On August 5, the FDA approved Blenrep belantamab mafodotin-blmf, a first-in-class treatment for adults with relapsed or refractory multiple myeloma who have received at least four prior therapies.

In May, the agency approved daratumumab and hyaluronidase-fihj (DARZALEX FASPRO) for adult patients with newly diagnosed or relapsed/refractory multiple myeloma. And March saw the approval of isatuximab-irfc (Sarclisa), in combination with pomalidomide (Pomalyst) and dexamethasone, for the treatment of adult patients with multiple myeloma who have received at least two prior therapies.

Still, according to Surveillance, Epidemiology, and End Results (SEER) data, published by the National Cancer Institute, the relative five-year survival rate from 2010 to 2016, was 53.9%, meaning that approximately 54 of 100 people with multiple myeloma were still alive after five years.

Is There a Cure for Multiple Myeloma?

"What I tell patients when I first started in this, I would always start off the diagnosis saying, ‘We don't have a cure for this,’” said Dr. Joshua Richter, assistant professor of medicine in The Tisch Cancer Institute at Mount Sinai in New York, in a recent Patient Power Myeloma Answers Now program.

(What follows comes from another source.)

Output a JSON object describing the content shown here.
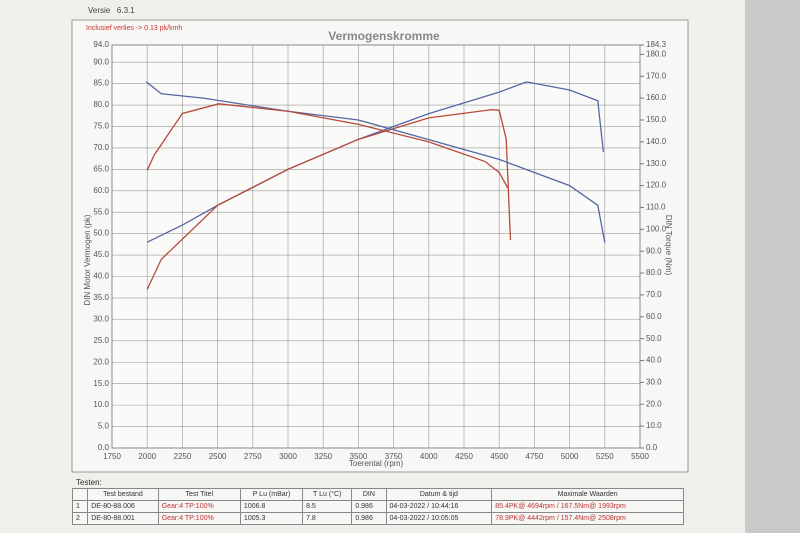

“And what I say now is, ‘My goal is to keep you alive until there's a cure.’ And in fact, that we may have a cure today for some patients if we use the right drugs, the right technologies, and the right combinations. To me, that's been the biggest change over the last couple of years is at least how I conceptualize even curing myeloma.”

The most frequent treatment-related side effects associated with the DKd regimen were infusion-related reactions, low red blood cell counts (anemia), fatigue, high blood pressure, fever, upper respiratory tract infection, low platelet counts, low levels of different types of white blood cells, cough, shortness of breath, insomnia, headache, and back pain.